Adam, I believe it was but I’ll have to hear it again to be sure. I’d sure be better off with some lighter/story game with dungeon mapping than trying more of D&D anytime soon & getting more therapy sessions (thanks partially to those damn d30s). Thanks for the info on another game podcast to look into.
And apparently Amazon/Kindle is a cure for finding at least one of the books Caleb enlightened many of us to track down. If going for a specific printing it might be more but it seems the printing by Mariner books is easy to come by if you want a printed one, link goes to kindle collection.
http://www.amazon.com/Godhead-Trilogy-Jehovah-Blameless-Abaddon-ebook/dp/B00KV1QTFI/ref=sr_1_2?s=books&ie=UTF8&qid=1429134230&sr=1-2&keywords=morrow+towing
If you need a plot hook for using the sun whales in eclipse phase you can use my campaign option that I never got to use. Try treating the journey to the sun like a character event where the monks climb the 10,000 steps to reach a guru who can grant enlightenment.

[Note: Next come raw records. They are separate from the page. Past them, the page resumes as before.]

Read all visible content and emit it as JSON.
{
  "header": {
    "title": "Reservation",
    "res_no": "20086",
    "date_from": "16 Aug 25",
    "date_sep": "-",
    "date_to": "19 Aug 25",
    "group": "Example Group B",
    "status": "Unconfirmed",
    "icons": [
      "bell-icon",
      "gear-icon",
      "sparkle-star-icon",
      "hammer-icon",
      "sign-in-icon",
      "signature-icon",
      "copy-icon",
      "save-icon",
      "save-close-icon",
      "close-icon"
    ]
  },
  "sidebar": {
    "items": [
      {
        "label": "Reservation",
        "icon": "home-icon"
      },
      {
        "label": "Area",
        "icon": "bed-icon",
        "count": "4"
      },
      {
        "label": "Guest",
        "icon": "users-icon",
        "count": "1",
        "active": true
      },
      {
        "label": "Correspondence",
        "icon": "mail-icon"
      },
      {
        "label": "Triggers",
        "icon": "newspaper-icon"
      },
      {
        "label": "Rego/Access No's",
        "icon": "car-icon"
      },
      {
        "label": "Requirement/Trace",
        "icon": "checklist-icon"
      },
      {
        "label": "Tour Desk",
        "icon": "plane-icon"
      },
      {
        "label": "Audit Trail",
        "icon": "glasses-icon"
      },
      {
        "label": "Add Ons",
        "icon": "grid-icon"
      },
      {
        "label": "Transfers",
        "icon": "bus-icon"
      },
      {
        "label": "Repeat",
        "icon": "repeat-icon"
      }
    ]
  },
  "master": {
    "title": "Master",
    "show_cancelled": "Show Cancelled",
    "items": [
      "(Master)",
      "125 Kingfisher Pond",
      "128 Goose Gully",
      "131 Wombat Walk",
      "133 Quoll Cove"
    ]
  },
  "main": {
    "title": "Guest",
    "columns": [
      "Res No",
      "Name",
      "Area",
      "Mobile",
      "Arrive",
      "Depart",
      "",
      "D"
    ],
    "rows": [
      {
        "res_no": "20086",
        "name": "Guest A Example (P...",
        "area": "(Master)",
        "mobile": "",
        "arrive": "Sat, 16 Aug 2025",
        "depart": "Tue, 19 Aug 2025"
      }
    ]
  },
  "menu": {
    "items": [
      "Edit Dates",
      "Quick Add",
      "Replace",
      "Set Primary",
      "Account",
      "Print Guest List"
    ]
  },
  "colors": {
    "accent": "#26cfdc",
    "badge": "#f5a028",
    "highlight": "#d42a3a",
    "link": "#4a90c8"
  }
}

If you need a character who has the historical/ background information that can unlock a large part of the mystery for your firewall team then put that guru in a Surya morph. Due to circumstances this Surya happens to be the only instance of that person still in existence so if you want the information then your crew has to figure out a way to take a dip in a burning star bath, locate this one specific ego and get out without anything going wrong (I’m sure you can see where it might).
I don’t know.. The technological advancements of the morph raises too many questions about trans-humanity so I can see why people would hate their inclusion. But for creating a surreal/ mystical moment in a campaign I find them useful.
On the other hand the Surya could be a myth. Every attempt to create and use one has ended in failure and the Megacorps are too guarded to admit that they don’t work and act out a massive coverup. It would be funny to have a fake moon landing conspiracy in a setting where you’re living on the moon.
If you haven’t found them yet, Caleb, try abebooks, it’s always a good place for rare, out-of-print and collectable books.
http://www.abebooks.com/servlet/SearchResults?an=james+morrow&sts=t&tn=blameless
http://www.abebooks.com/servlet/SearchResults?an=james+morrow&sts=t&tn=footman
Treacherous topic braved with poise and grace. Props to RPPR.